While Penske’s teams have long succeeded in North America and have had some international success, notably a Formula 1 win at the 1976 Austrian Grand Prix with John Watson, success has thus far eluded them since arriving in Supercars two years ago as majority shareholders of Dick Johnson Racing.

McLaughlin had the honor of beating Coulthard to the first win in race one of the weekend, before Coulthard doubled up with wins in races two and three. The first two races were one-two finishes, though, and McLaughlin said he’d received a text from Roger Penske in the wake of the victory.

“I got a text from Roger straight away and they’re all pretty happy,” McLaughlin told Supercars.com.

“They’re thanking me but I should be thanking them for giving me the opportunity.”

The first race was marred by this incident between Nick Percat and Lee Holdsworth, Percat having lost his brakes entering Turn 1 and crashing into Holdsworth, who was an innocent bystander.

But once the race resumed, McLaughlin held off Coulthard for the victory.

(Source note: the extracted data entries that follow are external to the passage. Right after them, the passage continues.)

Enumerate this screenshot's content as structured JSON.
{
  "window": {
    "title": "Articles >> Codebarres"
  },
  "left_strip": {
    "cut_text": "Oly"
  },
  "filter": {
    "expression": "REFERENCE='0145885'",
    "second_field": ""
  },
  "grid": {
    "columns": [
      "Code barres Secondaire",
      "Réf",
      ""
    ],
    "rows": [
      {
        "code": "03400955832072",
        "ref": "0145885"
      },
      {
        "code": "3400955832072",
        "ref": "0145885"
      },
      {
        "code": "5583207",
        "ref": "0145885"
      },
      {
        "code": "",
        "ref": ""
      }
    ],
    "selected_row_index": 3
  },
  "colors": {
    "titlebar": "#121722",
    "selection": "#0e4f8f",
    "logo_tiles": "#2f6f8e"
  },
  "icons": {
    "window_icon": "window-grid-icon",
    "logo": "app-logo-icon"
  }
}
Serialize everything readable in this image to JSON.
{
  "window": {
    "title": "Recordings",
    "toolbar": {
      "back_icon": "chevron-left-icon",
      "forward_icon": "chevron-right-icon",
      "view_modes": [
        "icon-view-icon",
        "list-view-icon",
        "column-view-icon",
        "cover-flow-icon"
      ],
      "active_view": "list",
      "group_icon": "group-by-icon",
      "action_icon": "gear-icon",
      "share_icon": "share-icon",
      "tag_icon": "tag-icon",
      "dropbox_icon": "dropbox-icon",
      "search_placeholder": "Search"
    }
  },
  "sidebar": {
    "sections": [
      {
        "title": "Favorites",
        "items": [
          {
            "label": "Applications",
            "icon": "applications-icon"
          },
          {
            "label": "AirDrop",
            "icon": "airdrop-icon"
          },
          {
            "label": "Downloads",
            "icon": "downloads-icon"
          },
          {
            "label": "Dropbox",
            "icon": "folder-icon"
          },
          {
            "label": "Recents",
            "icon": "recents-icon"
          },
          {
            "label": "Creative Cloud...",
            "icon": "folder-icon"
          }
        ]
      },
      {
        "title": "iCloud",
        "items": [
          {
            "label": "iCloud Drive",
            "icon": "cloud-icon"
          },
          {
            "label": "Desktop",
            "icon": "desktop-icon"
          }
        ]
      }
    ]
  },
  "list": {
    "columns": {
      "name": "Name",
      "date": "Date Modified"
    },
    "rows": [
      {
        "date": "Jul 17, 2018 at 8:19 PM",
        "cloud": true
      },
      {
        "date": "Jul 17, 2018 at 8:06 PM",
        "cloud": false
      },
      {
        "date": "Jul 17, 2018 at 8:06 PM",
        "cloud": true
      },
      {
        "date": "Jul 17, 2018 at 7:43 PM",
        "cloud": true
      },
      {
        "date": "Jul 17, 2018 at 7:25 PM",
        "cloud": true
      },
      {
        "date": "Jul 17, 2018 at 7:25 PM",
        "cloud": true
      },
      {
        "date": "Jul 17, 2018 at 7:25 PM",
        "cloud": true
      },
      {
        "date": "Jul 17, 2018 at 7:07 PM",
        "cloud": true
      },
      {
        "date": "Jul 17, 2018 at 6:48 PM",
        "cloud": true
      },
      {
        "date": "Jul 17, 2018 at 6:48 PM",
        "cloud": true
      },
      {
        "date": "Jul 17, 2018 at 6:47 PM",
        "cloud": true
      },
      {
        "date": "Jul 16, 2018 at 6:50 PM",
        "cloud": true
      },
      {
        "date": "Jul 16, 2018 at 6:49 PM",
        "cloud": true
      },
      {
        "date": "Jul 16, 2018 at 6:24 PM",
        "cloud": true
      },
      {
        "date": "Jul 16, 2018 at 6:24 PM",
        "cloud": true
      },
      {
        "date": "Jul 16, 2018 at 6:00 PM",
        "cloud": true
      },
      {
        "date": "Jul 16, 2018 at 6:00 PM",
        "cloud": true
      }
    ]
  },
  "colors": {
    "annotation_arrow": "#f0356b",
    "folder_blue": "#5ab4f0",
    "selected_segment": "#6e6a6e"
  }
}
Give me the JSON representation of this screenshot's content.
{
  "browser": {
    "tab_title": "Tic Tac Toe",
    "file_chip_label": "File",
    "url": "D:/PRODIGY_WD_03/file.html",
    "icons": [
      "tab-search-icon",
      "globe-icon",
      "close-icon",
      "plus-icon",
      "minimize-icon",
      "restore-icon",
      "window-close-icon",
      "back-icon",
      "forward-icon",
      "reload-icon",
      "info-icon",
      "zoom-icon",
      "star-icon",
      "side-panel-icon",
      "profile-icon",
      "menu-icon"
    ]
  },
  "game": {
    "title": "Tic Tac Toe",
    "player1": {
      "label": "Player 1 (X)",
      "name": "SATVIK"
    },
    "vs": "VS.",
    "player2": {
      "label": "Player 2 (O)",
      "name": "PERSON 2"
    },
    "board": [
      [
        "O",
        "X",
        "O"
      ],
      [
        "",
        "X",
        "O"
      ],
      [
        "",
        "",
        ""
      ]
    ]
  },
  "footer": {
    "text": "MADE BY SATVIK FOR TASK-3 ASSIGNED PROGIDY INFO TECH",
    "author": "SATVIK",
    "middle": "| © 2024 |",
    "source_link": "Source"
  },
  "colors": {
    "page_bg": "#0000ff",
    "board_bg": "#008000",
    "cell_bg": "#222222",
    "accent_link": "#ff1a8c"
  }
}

Coulthard led from start-to-finish in race two after his second straight pole position. He did the same in race three, albeit not in a Penske 1-2 as Jamie Whincup came second for Red Bull Holden Racing Team Commodore. McLaughlin was third.

A left-front puncture stopped Coulthard making it three in a row in the fourth race, and with steering damage, McLaughlin was resigned to 17th. Chaz Mostert took the win his Supercheap Ford, ending his own winless spell that dated to August of 2015.

Also of note from the weekend, ex-IndyCar driver Simona de Silvestro in her Team Harvey Norman Nissan Altima finished 13th in race one, her best finish yet in her first full season in the series.

The Supercars series is back in action at Symmons Plains Raceway on April 7-9.  Coulthard sits second in the series championship, 51 points back of Whincup’s teammate, Shane van Gisbergen.